Author: Axel Preis
Supervised Learning – an AI Learns With the Support of a Human
»Supervised Learning« is the term used by experts to describe methods that learn using a labeled data set. A labeled data set consists of labels and features. Labels are the manifestations of a variable that is of primary interest and should be predicted, for example, fraud cases in a booking system. Features, in turn, are variables that are used to explain the variable of interest. Supervised Learning methods learn the relationship between features and labels from the data. Often, experts are used to create labels. So human intelligence comes into play first to make the learning possible at all. These people assign a label to each data point.
Providing the data is thus often very time-consuming – especially in times of Big Data, where data sets can consist of millions of data points. As we can see, supervised ML methods require labels during the learning process that are generated under human supervision, which is why we speak of Supervised Learning.

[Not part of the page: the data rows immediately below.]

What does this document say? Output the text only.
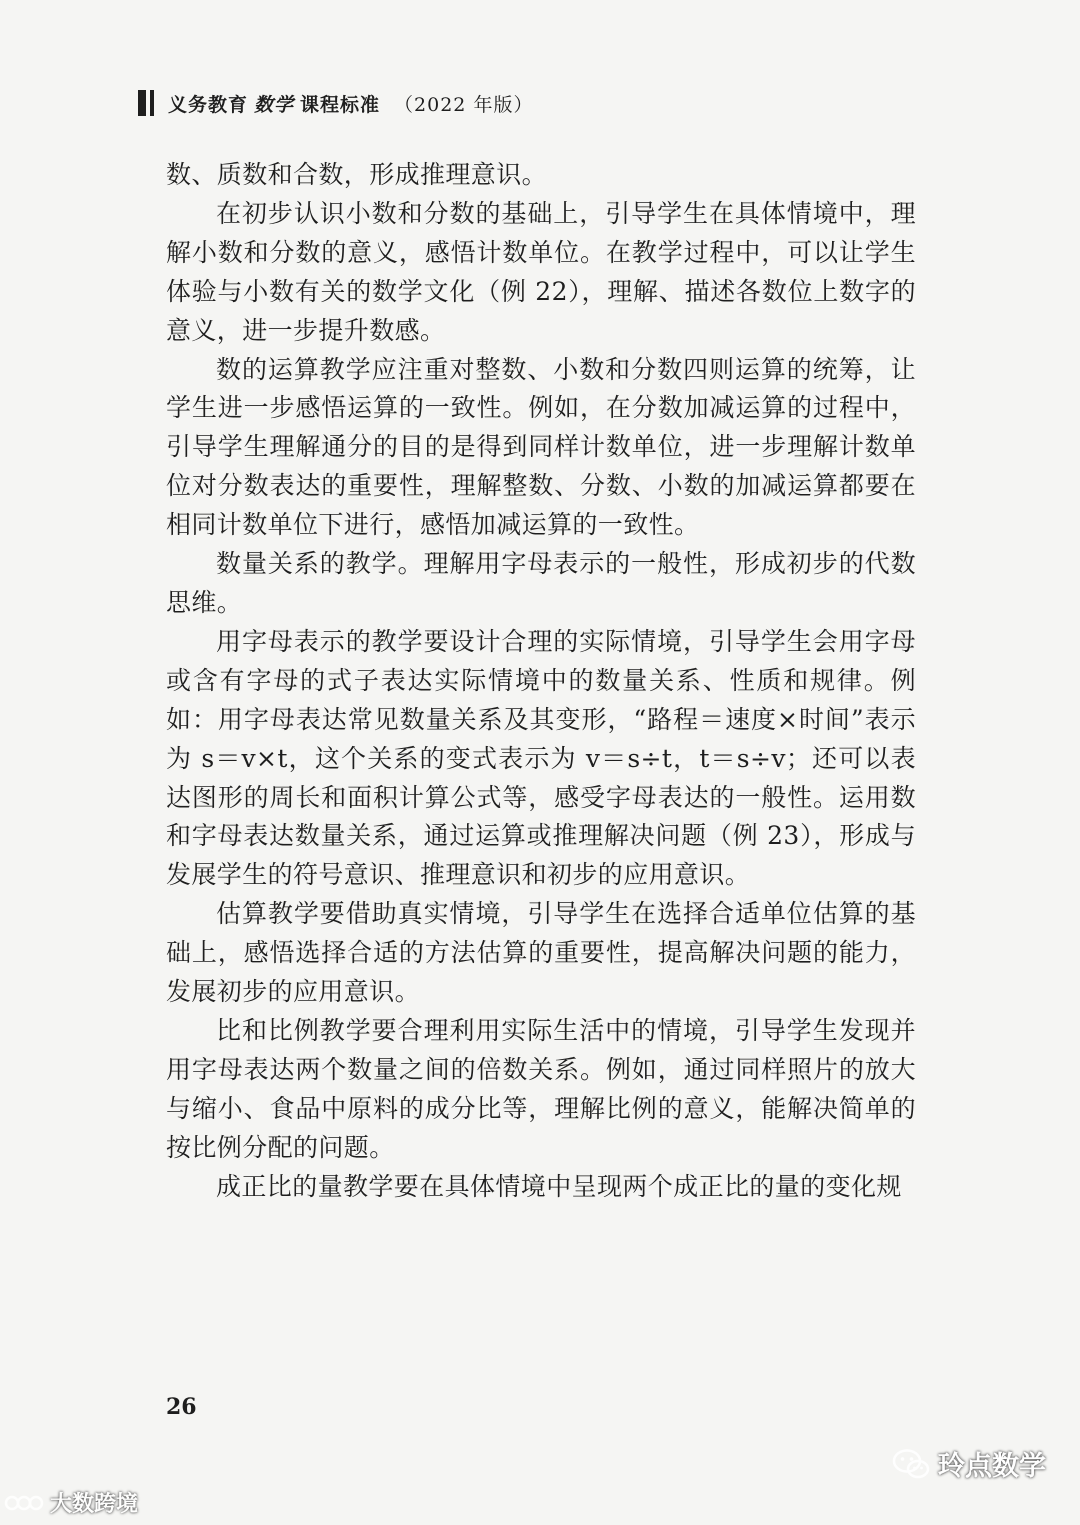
义务教育 数学 课程标准 （2022 年版）

数、质数和合数，形成推理意识。

在初步认识小数和分数的基础上，引导学生在具体情境中，理解小数和分数的意义，感悟计数单位。在教学过程中，可以让学生体验与小数有关的数学文化（例 22），理解、描述各数位上数字的意义，进一步提升数感。

数的运算教学应注重对整数、小数和分数四则运算的统筹，让学生进一步感悟运算的一致性。例如，在分数加减运算的过程中，引导学生理解通分的目的是得到同样计数单位，进一步理解计数单位对分数表达的重要性，理解整数、分数、小数的加减运算都要在相同计数单位下进行，感悟加减运算的一致性。

数量关系的教学。理解用字母表示的一般性，形成初步的代数思维。

用字母表示的教学要设计合理的实际情境，引导学生会用字母或含有字母的式子表达实际情境中的数量关系、性质和规律。例如：用字母表达常见数量关系及其变形，“路程＝速度×时间”表示为 s＝v×t，这个关系的变式表示为 v＝s÷t，t＝s÷v；还可以表达图形的周长和面积计算公式等，感受字母表达的一般性。运用数和字母表达数量关系，通过运算或推理解决问题（例 23），形成与发展学生的符号意识、推理意识和初步的应用意识。

估算教学要借助真实情境，引导学生在选择合适单位估算的基础上，感悟选择合适的方法估算的重要性，提高解决问题的能力，发展初步的应用意识。

比和比例教学要合理利用实际生活中的情境，引导学生发现并用字母表达两个数量之间的倍数关系。例如，通过同样照片的放大与缩小、食品中原料的成分比等，理解比例的意义，能解决简单的按比例分配的问题。

成正比的量教学要在具体情境中呈现两个成正比的量的变化规

26
大数跨境
玲点数学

Application Example: Artificial Intelligence in Detecting Fraud in Booking Systems
An example of the use of Supervised Learning, which we in the EP-KI team often deal with, is the detection of fraud in a booking system. A corresponding AI system decides whether a booking is considered suspicious or not based on factors such as »amount of money« or »date of booking«. These factors form the features of a possible ML model. For such decisions, it needs booking data for learning that has already been labeled as »fraud« or »no fraud«. These markings represent the labels. An ML model thus learns whether new bookings are potential fraud based on the features and labels of the dataset.